13. 13. membrane oxygenator according to claim 11, it is characterised in that the middle toroidal membrane and outer ring dividing plate are also Include at least one spiral stream guidance groove respectively, at least one spiral stream guidance groove of the middle toroidal membrane be arranged at intervals at it is described in The inner surface of toroidal membrane, at least one spiral stream guidance groove of the outer ring dividing plate are arranged at intervals at the outer ring dividing plate Inner surface, at least one water conservancy diversion perforation of the middle toroidal membrane and outer ring dividing plate is respectively positioned at the middle toroidal membrane and outer In at least one spiral stream guidance groove of toroidal membrane.
14. 14. membrane oxygenator according to claim 11, it is characterised in that it is neighbouring described go out blood vessel the middle annular every The center of at least one water conservancy diversion of plate and/or outer ring dividing plate perforation with it is described go out blood vessel the beeline at center be more than 5mm。

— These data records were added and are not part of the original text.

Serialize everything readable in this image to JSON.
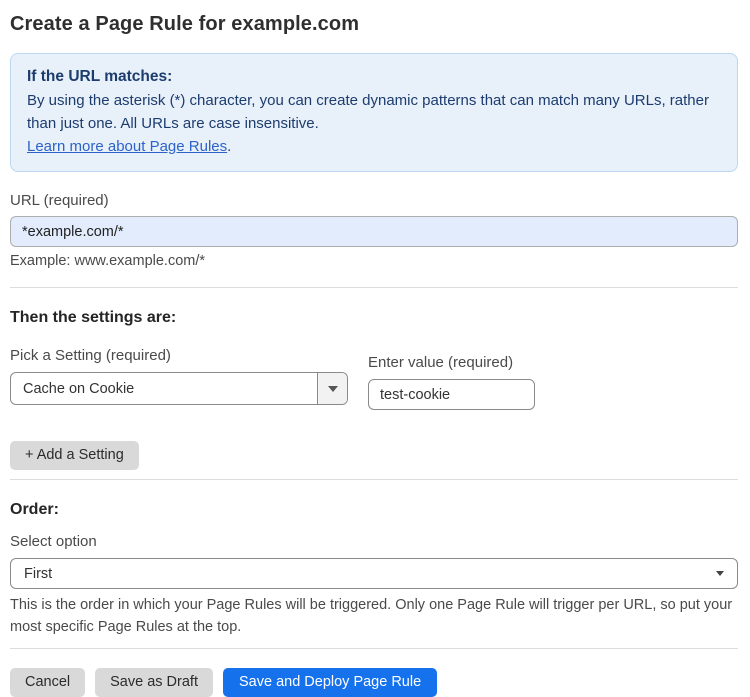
{
  "page": {
    "title": "Create a Page Rule for example.com"
  },
  "info_box": {
    "heading": "If the URL matches:",
    "body": "By using the asterisk (*) character, you can create dynamic patterns that can match many URLs, rather than just one. All URLs are case insensitive.",
    "link_label": "Learn more about Page Rules",
    "link_suffix": "."
  },
  "url_field": {
    "label": "URL (required)",
    "value": "*example.com/*",
    "example": "Example: www.example.com/*"
  },
  "settings": {
    "heading": "Then the settings are:",
    "setting_label": "Pick a Setting (required)",
    "setting_selected": "Cache on Cookie",
    "value_label": "Enter value (required)",
    "value_text": "test-cookie",
    "add_button_label": "+ Add a Setting"
  },
  "order": {
    "heading": "Order:",
    "label": "Select option",
    "selected": "First",
    "help": "This is the order in which your Page Rules will be triggered. Only one Page Rule will trigger per URL, so put your most specific Page Rules at the top."
  },
  "actions": {
    "cancel_label": "Cancel",
    "save_draft_label": "Save as Draft",
    "save_deploy_label": "Save and Deploy Page Rule"
  },
  "colors": {
    "primary_blue": "#1672ec",
    "info_box_bg": "#e8f1fa",
    "info_box_border": "#bcd7ef",
    "info_text_navy": "#1d3c6e",
    "link_blue": "#2c62c9",
    "url_input_bg": "#e2ecfc",
    "gray_button_bg": "#d9d9d9",
    "field_border_gray": "#8a8a8a"
  }
}
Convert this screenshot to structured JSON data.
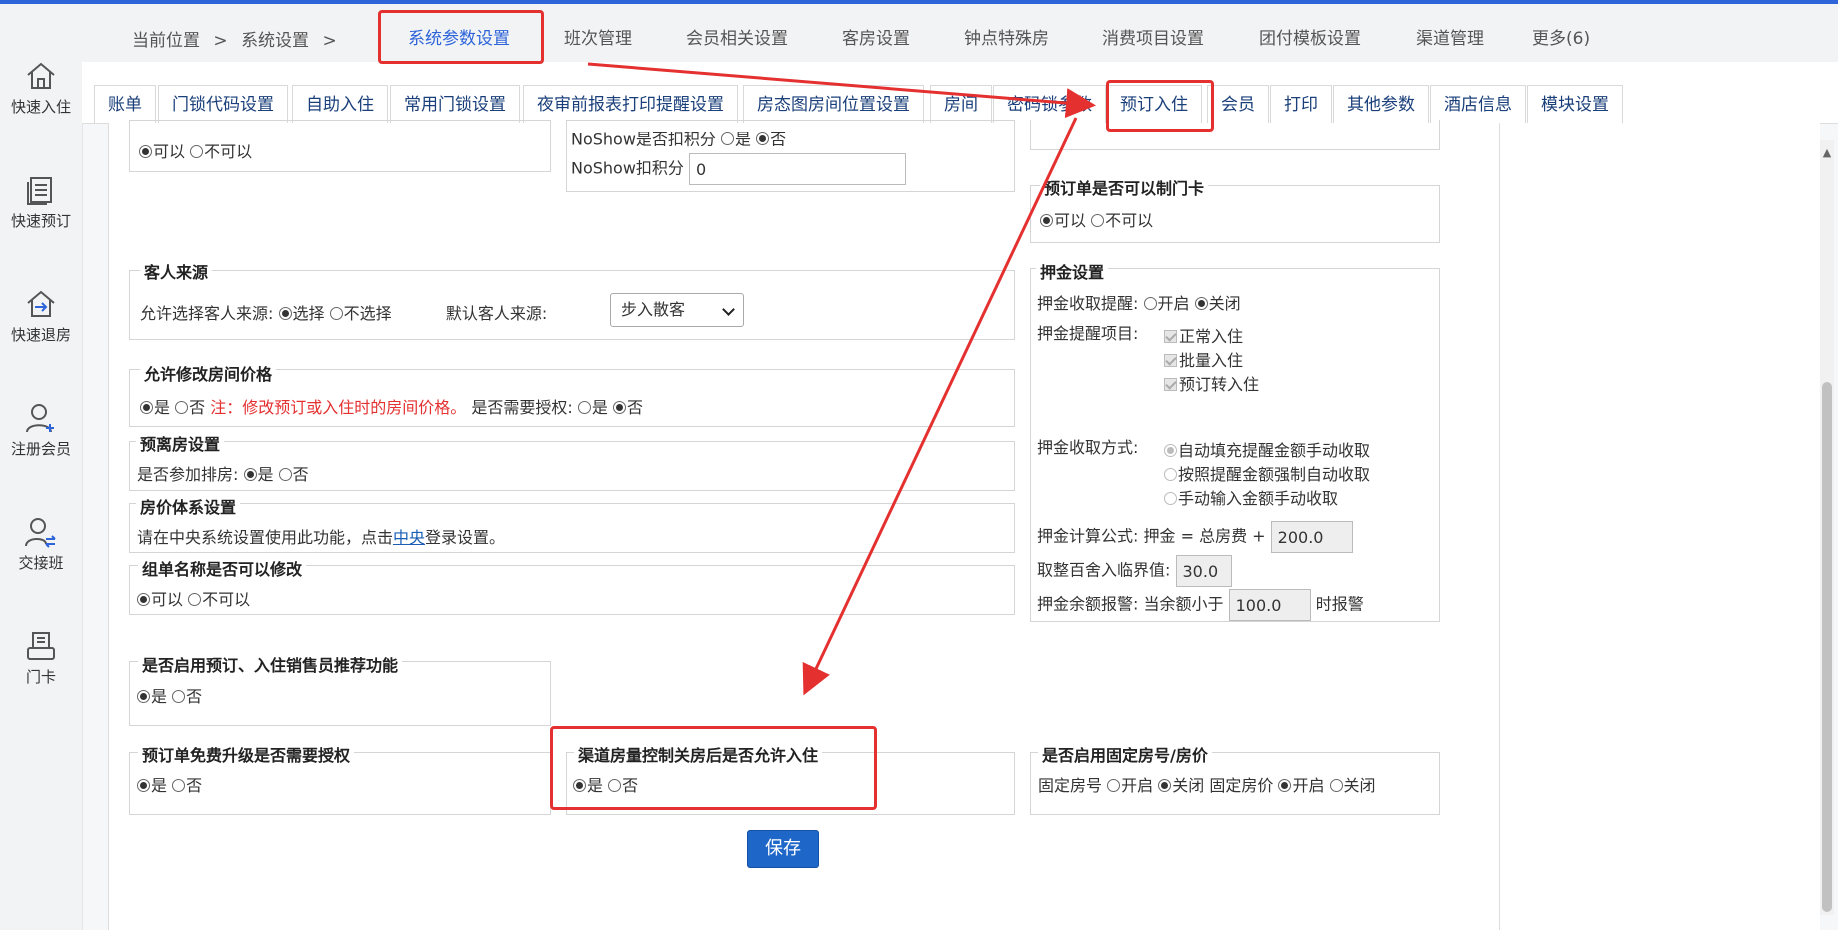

15. 15. the membrane oxygenator according to claim 7 or 8, it is characterised in that each toroidal membrane includes annular arrangement At least one blood port and at least one spiral stream guidance groove, close to the core shaft structure toroidal membrane at least one blood Liquid port is arranged at the outer of corresponding toroidal membrane close to the lower cover, at least one spiral stream guidance groove of each toroidal membrane Surface, and positioned at the side of at least one blood port.